For sales professionals, the promise of predictive analytics holds obvious appeal: knowing when your customers are ready to take action could offer a serious competitive advantage.
Could is, of course, the operative word, because the ‘predictive’ part really amounts to simple numbers: they don’t illuminate ‘why’. They’re built on big data, but contrary to conventional wisdom, bigger is only sometimes better. Without the proper systems, procedures, and tools, predictive analytics is a very good means of identifying the likelihood of a customer behaving in a certain way, but it’s not necessarily more than that. If you’re a furniture supplier, knowing that customers buy more desks in March is useful, but it’s knowing why that’s the really useful part.
Propensity modelling allows you to use predictive analytics to simultaneously know these things and understand them. In essence, it uses context, relevance, and segmentation to discern both the actions of individual customers and their meaning.
Theoretically, propensity modelling makes predictive analytics more effective: it empowers sales professionals to take an informed, trend-based approach to data gathering and interpretation.
The cornerstones of propensity modelling
There are three foundational principles of effective propensity modelling.
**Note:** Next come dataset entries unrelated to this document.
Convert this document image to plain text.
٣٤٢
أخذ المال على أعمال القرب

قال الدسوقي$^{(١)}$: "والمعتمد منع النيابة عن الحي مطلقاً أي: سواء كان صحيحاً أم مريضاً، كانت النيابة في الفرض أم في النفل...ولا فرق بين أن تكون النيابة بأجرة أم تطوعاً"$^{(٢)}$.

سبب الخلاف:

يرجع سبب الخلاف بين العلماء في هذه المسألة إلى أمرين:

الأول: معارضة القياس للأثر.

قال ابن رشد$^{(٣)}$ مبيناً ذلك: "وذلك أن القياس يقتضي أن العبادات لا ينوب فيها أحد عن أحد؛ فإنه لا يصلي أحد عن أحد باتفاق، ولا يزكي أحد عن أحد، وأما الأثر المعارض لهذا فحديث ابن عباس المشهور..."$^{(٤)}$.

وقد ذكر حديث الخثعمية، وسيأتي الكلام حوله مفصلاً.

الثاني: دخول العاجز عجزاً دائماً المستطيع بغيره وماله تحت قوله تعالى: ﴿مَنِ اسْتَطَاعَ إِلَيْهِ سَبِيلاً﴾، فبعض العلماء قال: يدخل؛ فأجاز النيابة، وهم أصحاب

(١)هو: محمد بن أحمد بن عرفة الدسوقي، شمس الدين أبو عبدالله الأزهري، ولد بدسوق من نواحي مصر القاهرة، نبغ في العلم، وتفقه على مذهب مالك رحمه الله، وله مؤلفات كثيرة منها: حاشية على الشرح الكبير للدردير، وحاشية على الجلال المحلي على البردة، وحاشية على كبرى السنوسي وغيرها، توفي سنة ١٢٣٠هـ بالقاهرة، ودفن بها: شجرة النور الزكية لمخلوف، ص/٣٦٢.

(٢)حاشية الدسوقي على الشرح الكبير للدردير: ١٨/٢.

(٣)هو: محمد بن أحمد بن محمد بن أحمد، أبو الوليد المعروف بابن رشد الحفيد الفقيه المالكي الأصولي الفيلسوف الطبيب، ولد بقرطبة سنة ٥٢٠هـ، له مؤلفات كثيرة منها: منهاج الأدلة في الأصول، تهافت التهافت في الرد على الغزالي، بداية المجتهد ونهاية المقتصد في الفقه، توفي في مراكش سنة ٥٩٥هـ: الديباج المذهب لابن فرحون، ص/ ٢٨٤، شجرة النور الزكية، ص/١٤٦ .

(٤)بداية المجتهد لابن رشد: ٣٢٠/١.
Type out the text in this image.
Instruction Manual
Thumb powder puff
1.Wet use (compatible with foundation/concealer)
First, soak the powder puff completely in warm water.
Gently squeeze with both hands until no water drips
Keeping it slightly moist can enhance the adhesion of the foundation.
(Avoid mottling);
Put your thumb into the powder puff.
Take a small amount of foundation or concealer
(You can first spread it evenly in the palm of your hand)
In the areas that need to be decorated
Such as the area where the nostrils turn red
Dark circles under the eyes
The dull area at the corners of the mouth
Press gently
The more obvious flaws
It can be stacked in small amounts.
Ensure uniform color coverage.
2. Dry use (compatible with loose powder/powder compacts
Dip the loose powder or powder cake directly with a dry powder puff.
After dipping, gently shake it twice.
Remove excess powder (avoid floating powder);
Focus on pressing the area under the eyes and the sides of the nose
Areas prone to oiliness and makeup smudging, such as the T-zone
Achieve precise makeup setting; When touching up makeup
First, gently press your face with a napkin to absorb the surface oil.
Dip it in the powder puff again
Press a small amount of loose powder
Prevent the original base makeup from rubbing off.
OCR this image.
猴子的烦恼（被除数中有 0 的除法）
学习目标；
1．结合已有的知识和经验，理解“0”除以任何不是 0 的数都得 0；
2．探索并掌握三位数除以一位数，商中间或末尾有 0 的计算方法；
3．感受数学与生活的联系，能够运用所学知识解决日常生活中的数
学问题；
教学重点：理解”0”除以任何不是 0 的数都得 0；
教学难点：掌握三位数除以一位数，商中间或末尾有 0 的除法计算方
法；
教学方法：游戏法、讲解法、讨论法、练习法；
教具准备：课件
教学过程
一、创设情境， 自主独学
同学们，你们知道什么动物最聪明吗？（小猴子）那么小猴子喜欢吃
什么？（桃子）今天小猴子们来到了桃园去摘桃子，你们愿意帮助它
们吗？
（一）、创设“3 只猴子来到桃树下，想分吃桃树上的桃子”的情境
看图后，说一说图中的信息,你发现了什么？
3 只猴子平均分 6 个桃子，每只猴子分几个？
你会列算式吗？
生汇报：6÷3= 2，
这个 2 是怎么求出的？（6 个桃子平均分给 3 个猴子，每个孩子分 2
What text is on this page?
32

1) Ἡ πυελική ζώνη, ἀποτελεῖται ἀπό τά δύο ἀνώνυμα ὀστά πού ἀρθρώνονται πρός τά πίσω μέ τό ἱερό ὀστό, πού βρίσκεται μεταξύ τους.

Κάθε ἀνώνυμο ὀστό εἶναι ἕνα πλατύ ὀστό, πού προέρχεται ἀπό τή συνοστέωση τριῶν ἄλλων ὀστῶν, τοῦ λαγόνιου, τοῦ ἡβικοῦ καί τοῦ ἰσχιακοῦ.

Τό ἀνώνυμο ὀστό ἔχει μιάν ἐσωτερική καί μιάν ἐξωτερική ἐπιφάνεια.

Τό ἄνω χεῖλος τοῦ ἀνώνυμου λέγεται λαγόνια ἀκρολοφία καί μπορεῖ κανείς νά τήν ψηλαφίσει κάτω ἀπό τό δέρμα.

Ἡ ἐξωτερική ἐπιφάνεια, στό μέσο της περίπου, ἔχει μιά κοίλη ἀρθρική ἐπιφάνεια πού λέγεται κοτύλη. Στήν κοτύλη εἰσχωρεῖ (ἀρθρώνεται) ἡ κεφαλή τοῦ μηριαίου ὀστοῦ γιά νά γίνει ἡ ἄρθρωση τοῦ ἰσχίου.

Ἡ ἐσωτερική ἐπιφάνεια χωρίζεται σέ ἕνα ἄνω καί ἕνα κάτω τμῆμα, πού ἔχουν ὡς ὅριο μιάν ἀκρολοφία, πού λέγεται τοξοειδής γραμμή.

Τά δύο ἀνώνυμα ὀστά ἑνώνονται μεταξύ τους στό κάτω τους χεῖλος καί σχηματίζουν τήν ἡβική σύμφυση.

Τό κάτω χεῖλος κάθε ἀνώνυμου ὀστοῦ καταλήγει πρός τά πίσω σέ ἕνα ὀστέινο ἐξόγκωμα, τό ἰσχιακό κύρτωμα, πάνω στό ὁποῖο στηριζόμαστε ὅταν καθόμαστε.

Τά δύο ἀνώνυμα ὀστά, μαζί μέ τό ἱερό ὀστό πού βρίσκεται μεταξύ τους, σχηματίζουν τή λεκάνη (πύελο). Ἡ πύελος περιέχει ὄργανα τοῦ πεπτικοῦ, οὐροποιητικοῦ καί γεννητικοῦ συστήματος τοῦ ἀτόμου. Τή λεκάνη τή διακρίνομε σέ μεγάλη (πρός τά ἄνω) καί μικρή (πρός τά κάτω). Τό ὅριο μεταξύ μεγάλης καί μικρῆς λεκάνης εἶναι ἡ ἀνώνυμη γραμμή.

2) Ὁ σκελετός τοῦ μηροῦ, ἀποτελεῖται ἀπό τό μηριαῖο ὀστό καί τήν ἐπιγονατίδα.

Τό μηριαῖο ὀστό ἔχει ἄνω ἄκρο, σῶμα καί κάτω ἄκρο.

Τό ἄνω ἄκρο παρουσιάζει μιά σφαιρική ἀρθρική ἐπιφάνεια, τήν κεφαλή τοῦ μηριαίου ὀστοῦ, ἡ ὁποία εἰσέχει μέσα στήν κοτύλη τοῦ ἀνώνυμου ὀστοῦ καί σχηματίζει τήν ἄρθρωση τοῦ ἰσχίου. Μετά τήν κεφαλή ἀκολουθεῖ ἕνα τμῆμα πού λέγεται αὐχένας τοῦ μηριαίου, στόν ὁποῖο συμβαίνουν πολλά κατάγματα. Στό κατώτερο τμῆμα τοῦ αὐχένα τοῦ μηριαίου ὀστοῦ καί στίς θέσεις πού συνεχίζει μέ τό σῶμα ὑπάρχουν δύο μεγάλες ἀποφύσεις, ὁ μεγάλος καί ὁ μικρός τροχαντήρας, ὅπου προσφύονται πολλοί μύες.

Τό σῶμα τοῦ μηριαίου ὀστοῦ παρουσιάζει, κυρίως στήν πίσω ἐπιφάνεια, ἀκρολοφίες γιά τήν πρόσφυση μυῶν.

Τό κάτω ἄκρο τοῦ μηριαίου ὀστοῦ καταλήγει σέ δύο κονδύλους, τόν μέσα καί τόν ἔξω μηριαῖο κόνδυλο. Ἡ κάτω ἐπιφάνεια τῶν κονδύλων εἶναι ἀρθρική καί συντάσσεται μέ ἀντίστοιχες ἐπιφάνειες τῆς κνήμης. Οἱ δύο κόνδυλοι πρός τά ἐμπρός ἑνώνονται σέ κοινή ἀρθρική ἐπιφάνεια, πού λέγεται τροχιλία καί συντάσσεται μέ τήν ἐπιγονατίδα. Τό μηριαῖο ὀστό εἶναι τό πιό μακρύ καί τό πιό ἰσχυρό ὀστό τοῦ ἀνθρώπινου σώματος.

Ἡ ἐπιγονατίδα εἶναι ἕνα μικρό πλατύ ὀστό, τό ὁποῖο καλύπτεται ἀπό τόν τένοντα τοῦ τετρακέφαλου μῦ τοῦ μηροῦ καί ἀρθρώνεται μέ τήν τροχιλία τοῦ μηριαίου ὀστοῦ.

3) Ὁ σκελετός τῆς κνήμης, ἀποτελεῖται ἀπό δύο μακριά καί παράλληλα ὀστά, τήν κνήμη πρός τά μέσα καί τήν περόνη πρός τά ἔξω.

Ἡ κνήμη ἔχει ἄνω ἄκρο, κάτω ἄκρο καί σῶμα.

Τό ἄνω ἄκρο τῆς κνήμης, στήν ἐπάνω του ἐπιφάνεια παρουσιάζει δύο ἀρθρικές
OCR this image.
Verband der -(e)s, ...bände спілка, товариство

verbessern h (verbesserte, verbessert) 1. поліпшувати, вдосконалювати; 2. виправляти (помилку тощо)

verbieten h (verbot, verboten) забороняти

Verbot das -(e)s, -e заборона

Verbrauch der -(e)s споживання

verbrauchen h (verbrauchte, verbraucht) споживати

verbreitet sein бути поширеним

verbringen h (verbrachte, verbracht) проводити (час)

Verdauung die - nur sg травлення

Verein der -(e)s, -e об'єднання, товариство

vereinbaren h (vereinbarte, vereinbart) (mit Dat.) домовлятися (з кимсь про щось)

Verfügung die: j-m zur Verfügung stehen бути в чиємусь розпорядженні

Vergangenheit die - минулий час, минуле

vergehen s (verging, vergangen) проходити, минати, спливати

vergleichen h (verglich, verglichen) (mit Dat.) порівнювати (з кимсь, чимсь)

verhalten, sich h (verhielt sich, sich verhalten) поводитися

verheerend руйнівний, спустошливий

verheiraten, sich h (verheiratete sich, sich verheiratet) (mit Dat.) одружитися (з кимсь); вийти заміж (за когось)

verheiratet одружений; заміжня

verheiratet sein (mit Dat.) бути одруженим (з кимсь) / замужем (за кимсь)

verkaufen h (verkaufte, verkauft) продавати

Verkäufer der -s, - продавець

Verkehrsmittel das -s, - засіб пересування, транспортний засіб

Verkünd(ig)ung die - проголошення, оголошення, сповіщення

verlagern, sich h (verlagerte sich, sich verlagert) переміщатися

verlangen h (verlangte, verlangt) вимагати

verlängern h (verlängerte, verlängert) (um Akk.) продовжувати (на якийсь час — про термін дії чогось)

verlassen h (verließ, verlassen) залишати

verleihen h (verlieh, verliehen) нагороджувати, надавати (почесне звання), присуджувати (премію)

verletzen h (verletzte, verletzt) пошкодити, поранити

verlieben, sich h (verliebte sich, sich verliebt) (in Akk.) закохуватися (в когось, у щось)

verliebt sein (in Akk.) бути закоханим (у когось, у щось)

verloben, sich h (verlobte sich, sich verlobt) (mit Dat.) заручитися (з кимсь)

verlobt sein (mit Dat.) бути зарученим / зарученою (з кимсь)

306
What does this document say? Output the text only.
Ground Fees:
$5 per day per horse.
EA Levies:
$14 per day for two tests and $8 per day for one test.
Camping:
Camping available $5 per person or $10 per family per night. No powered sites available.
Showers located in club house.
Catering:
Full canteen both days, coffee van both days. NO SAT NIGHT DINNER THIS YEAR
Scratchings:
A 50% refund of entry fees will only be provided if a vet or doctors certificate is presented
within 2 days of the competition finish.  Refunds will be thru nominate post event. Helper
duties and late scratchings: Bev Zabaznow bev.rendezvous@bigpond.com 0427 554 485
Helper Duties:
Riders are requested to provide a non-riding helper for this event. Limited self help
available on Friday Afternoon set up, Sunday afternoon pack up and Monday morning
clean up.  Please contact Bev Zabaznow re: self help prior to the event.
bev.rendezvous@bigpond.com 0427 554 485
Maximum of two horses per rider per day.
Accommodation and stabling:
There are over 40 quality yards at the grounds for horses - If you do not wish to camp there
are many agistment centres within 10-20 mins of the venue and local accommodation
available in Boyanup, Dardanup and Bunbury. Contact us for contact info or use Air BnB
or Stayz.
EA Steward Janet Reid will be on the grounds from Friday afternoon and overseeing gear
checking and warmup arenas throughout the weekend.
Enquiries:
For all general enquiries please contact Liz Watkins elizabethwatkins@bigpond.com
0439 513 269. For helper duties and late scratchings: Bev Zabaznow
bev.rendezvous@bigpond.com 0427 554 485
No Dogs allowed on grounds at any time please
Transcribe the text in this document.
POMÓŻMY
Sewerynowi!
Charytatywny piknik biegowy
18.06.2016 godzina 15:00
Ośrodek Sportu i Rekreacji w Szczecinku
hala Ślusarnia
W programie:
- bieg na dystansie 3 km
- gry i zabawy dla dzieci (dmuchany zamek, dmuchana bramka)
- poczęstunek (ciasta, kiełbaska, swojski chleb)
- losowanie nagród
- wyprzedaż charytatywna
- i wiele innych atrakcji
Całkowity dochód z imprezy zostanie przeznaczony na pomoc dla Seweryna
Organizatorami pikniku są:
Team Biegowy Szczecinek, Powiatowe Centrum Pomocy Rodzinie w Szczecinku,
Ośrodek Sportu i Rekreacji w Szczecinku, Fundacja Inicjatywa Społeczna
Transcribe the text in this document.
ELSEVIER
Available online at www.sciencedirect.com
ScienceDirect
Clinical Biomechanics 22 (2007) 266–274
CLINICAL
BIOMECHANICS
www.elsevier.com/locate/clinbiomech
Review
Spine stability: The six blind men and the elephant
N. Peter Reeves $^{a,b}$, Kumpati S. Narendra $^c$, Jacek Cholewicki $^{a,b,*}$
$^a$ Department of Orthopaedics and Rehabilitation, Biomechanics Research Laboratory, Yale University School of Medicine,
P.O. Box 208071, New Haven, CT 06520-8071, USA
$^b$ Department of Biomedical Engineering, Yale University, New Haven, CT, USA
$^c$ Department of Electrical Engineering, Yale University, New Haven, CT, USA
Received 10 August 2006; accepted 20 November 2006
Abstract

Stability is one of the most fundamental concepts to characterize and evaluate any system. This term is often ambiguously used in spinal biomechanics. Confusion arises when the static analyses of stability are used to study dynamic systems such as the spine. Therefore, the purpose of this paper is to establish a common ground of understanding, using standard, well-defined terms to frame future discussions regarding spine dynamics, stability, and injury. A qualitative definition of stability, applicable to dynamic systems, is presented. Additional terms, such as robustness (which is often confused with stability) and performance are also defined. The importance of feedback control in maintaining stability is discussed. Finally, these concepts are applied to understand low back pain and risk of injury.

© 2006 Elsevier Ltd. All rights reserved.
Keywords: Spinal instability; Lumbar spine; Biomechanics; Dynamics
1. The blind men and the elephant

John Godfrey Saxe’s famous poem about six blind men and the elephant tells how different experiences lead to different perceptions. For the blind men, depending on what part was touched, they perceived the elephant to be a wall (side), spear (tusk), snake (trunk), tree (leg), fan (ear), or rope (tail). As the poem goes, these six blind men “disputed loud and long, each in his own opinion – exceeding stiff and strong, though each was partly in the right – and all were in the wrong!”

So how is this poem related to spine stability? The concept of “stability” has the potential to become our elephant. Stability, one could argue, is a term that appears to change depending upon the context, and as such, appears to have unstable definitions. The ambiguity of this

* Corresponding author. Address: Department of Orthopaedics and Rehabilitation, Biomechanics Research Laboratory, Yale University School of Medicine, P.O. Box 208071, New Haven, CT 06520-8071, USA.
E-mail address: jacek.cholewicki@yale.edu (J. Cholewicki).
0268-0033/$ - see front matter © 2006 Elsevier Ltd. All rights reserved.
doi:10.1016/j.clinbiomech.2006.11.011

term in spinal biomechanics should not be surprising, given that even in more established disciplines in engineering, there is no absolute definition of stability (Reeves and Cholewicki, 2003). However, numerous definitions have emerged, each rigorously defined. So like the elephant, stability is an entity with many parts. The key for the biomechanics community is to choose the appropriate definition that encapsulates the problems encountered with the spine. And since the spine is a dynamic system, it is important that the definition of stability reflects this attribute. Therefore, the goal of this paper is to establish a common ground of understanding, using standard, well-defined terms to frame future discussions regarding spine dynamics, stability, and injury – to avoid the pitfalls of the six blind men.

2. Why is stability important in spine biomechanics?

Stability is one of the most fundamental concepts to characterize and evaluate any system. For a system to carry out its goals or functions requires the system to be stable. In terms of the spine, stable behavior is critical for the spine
The first is behaviour. This aims to put each individual action within a wider pattern or trend: it identifies correlations, but it lends them contextual weight. Propensity modelling allows you to separate and segment customers according to their preferences and purchase history – giving you an idea of what they might respond to, and allowing you to target them with bespoke sales and marketing communications.
The second is forecasting. Analysing behaviour allows you to sell to customers today and tomorrow. With a steady stream of actionable information, you can pre-emptively up-sell and cross-sell to customers based on the timing of their purchases.
This ties neatly into the third and final cornerstone of propensity modelling: evolution. Customers don’t stay still, and nor should your analytics: over time their preferences change, their financial circumstances fluctuate; their purchasing behaviour demonstrates differences both subtle and major. Propensity modelling is a long-term endeavour, and it needs to adjust to these changes, fluctuations, and differences – so your marketing and sales material can do the same.
Dos and don’ts
Translating this into reality requires some strategic thought, though the benefits are obvious. We have helped a leading car manufacturer use propensity modelling to predict the next model of car someone who had previously bought with them would buy next, with 80% accuracy. Over time, clear 'dos' and 'don’ts' have been established.
Firstly, don’t underestimate the complexity of your customer base. Your data sets must be finely balanced: if they’re too small, they’ll be unrepresentative of your wider audience; if they’re too large, they’ll be impossible to meaningfully separate.
Do keep all information up to date. A customer who behaves a certain way today may behave an entirely different way in a year; their data changes, and your models should change to accommodate this.
This data should be available to everyone who needs it, so don’t restrict it to the sales function. “Right hand/left hand” situations are anathema to customer experience, and undermine the success of your models: the employees on your service desk need to know how customers behave as surely as your business development and marketing teams.
Finally, do think about how you can turn these insights into value for your customers. This goes beyond mere marketing: you can use it internally to promote superior user experience. In financial services, for example, you can address your customers’ needs throughout the entire payment journey. Predictive analytics can indicate the challenges each individual faces as they navigate your systems and processes – allowing you to provide the support needed to smooth other any potential difficulties.
Indeed, ‘support’ should be your watchword: one issue with predictive analytics is when different predictive models are assigned to different products. To continue the example of financial services: a bank may have separate predictive models for loans, credit cards, and mortgages, but sometimes the same customer is at the end of each model – causing internal arguments about which team talks to them about which product in a given month. The company should instead examine the customer’s overall lending need, instead of attempting to sell them on individual services.
By gathering and interpreting data effectively, brands can use propensity modelling to lay the foundations for better campaigns and stronger customer relationships – but these are just the foundations. The data must be used in conjunction with accurate customer information to be truly effective.